Joe Germuska: On Developing Data Tools and Making Data Adaptable
Joe Germuska is Executive Director at the Knight Lab at Northwestern University, or as he calls it, “Chief Nerd”. Starting out as a programmer, he got into journalism in 2009 while working at the Chicago Tribune developing news applications and interactive data sites, such as “Crime in Chicagoland”, which aimed to make all reported crime data in the Chicagoland area searchable and more transparent. Joe was also the project lead for Census Reporter, a project funded by the Knight News Challenge that makes it easier for journalists and the public to access data from the U.S. Census.
In your own words, what is data journalism?
I think it is applying quantitative analysis to reporting – so, finding data sources and analyzing them to get a different perspective on a story.
What are some of the most frustrating processes you run into when working with data?
I don’t do as much data work as I used to, and I’ve never been a really intense quantitative analyst for anything other than curiosity. But a lot of the time it’s just figuring out what’s in front of you. Yesterday, I was figuring out what to do with our billing data from Amazon Web Services, and I kind of wanted to understand where stuff was. I had these data sets that had twenty or thirty columns in there, but for half the columns, the values were identical in every row for us, because we have a simple situation. So I had to figure out, “OK, I can actually discard half of this?”, then I could know what’s in front of me and go from there to thinking about to what questions I want to formulate.
So I think before I retire, we’d hopefully have made a lot of progress on describing data systematically so people can more readily recognize what they’re working with and what they might do with it, which for right now is a pretty involved process.
How do you think journalism has changed with the way data has been incorporated into it? What are some of most exciting developments you’ve come across?
So I think the big change in journalism is that data tools are becoming more available and more people have at least a passing familiarity with [them]. Whereas once doing data analysis would require your newsroom to buy you thousands of dollars of software, now you can just download R and do it yourself, and you can also find a community of people online who can help you with this stuff.
The community of people doing data journalism is vibrant and very collegial, and they’ve been helping each other do this stuff for longer than I’ve been doing it at all.
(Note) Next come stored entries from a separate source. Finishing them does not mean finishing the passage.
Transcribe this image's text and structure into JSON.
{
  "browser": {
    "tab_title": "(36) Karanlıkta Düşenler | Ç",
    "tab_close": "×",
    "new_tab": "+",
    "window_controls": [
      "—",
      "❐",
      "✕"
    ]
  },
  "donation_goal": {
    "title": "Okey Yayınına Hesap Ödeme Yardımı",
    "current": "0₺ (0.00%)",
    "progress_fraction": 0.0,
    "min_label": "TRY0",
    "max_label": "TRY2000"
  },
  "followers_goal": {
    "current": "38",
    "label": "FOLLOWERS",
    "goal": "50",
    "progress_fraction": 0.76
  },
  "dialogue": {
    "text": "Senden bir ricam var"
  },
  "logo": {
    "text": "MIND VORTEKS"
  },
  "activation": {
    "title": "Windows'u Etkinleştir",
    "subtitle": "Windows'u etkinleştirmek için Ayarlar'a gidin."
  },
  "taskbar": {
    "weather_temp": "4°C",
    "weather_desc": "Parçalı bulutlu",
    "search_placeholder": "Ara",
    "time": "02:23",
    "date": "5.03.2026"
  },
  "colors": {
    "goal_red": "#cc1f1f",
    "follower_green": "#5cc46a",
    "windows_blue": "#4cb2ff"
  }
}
But various changes in the Internet and the nature of the world make it easier than ever before for journalists to find each other and get it going. I only got into journalism in 2009, so I can’t really speak to history apart from the stories I’ve heard from people, but I think that’s also one of the exciting developments.
I think it’s great for more people to have basic numerical literacy, and create a story and say, “Well wait, there must be numbers behind this. Can I find them and can I look at them myself? Can I think about them and see how it fits with what people are telling me or what conventional wisdom is?”
When you were at the Tribune, you ran a blog that showed how you got the numbers behind quite a lot of the data analysis, with the tagline “Show Your Work”. Do you see data journalism continuing to move toward transparency with data analysis?
My personal preference and instincts are along the lines of “show your work”. I think at the Tribune, we as a team made it a priority to be as transparent as we could be. But I think that the effort involved is considerable, the payback is hard to quantify, so it doesn’t really surprise me that a lot of news organizations don’t put a lot of energy into that. I don’t think I can really say that they should, but I just wish they would and I’m happy when I see it happen.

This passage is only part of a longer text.